4 Discussion and Conclusion

The personalization of the sensitive tissue parameters allows to have a better estimation of the necrosis and to predict the outcome of RFA in case of multiple tumors inside the liver. As our framework totally rely on LBM, no advanced meshing techniques are required. All the computations are directly done from patient images: heat propagation and cell death modeling as well as the heat sink effect of blood vessels and porous circulation in the liver. The coupled computation of the porous and hepatic flow eliminates the difficulties in the setting of boundary conditions in the parenchyma, and the occurence of shear stress on the vessels wall is avoided as the Pennes Model is used in the big vessels where the flow is not accounted for.

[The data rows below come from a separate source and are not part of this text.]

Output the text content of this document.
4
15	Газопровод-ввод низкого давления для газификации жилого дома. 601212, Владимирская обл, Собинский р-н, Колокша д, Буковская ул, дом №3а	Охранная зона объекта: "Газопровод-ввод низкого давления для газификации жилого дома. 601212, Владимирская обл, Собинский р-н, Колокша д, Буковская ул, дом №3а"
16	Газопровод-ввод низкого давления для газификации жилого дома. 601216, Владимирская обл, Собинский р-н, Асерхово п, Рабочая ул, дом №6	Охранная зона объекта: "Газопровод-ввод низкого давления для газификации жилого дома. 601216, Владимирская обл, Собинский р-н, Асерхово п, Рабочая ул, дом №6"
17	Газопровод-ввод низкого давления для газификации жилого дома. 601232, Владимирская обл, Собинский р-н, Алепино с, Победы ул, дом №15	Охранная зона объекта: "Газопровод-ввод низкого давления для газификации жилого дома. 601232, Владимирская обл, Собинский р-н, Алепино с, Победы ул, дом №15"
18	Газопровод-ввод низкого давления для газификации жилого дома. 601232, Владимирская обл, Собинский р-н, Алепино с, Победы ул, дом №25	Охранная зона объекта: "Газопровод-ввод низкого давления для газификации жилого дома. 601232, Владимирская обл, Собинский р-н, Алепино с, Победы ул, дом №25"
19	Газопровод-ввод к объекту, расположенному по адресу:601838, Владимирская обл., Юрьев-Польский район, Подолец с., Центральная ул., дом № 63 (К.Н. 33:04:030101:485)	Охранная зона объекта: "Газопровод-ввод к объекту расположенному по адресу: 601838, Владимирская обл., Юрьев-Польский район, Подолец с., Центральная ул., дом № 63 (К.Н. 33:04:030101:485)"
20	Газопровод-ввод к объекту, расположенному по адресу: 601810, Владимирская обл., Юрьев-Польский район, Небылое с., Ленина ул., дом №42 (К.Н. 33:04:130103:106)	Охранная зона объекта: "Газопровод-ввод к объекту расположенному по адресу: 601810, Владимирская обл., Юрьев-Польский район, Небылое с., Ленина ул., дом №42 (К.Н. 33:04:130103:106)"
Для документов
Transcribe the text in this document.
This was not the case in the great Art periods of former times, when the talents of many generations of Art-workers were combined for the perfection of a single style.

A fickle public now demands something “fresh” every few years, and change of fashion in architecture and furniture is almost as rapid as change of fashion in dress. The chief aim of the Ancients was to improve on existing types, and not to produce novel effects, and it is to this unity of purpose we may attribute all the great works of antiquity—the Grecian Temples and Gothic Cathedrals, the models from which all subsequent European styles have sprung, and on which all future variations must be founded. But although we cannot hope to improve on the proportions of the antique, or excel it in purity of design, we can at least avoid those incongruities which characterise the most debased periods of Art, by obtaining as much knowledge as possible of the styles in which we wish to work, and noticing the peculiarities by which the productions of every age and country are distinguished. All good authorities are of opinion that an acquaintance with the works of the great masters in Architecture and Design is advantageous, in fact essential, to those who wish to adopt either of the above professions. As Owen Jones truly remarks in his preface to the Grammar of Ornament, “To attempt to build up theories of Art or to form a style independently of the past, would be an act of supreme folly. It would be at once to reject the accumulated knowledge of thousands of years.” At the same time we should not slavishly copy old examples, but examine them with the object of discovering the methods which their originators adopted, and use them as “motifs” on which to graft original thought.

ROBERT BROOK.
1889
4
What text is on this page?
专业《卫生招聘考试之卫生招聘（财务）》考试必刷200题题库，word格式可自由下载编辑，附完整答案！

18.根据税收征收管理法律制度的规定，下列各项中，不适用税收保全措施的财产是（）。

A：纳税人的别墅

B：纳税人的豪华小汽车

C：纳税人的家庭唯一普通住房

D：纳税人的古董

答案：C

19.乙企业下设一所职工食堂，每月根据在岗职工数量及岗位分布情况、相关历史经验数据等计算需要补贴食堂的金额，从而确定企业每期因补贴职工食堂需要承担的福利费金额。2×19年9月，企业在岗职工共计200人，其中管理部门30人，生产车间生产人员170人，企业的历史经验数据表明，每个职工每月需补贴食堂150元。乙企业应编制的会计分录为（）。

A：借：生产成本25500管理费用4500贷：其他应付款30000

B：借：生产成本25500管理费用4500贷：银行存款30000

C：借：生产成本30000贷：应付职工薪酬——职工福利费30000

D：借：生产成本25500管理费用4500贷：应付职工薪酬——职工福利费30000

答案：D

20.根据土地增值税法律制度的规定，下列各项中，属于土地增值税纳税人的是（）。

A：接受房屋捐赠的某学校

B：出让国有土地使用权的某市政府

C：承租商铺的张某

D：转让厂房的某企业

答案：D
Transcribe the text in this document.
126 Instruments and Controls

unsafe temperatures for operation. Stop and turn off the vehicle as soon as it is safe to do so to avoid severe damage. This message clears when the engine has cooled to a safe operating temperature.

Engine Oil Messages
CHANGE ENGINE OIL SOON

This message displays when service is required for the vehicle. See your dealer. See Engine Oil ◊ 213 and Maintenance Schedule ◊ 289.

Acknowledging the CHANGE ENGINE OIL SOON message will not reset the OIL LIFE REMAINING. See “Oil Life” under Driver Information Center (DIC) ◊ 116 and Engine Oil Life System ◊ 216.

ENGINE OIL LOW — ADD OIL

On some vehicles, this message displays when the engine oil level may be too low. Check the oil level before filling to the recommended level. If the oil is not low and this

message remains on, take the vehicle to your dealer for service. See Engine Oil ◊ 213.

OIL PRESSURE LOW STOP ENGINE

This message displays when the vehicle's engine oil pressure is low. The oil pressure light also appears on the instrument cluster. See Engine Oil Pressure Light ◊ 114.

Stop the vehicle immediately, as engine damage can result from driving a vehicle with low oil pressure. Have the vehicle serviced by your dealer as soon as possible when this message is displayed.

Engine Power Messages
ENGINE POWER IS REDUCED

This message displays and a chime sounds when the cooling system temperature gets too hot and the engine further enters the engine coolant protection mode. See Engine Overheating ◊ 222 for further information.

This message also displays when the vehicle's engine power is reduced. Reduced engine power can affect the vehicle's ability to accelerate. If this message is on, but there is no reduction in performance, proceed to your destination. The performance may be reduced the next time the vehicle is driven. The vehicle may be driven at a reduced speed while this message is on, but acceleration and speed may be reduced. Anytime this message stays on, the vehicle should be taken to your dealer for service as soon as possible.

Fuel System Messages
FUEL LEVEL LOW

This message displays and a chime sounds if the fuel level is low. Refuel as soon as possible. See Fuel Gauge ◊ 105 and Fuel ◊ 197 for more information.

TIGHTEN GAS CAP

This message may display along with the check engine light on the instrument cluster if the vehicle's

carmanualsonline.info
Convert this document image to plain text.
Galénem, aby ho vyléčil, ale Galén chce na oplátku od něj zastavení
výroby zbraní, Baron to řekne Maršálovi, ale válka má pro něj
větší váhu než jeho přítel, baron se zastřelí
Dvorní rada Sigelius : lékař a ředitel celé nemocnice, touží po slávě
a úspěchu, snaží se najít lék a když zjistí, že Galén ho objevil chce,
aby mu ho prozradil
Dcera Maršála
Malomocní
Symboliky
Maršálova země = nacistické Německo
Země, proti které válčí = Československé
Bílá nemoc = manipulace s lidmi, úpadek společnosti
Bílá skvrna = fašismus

The current method needs several tumors for validation and is worth using only when no temperature maps are available, but it could be easily translated into clinical settings. Adaptation for RFA under image-guidance is considered: RFA procedure is usually done in several steps (increase in probe diameters for example). An intra-operative image is acquired at the end of the first step and used to personalize key parameters, providing a powerful guidance tool. No post-operative images are required. A necessary step before deploying this method in clinical settings is a pre-clinical validation with extensive data on larger populations to evaluate the computational model of RFA and to consider potential safety issue of the proposed application. Even if promising results are achieved with the use of patient-specific parameters, the impact of possible biases in the post- to the pre-operative image registration like the impact of the average simulation of the probe need to be investigated as well as the sensitivity of the results with respect to segmentation.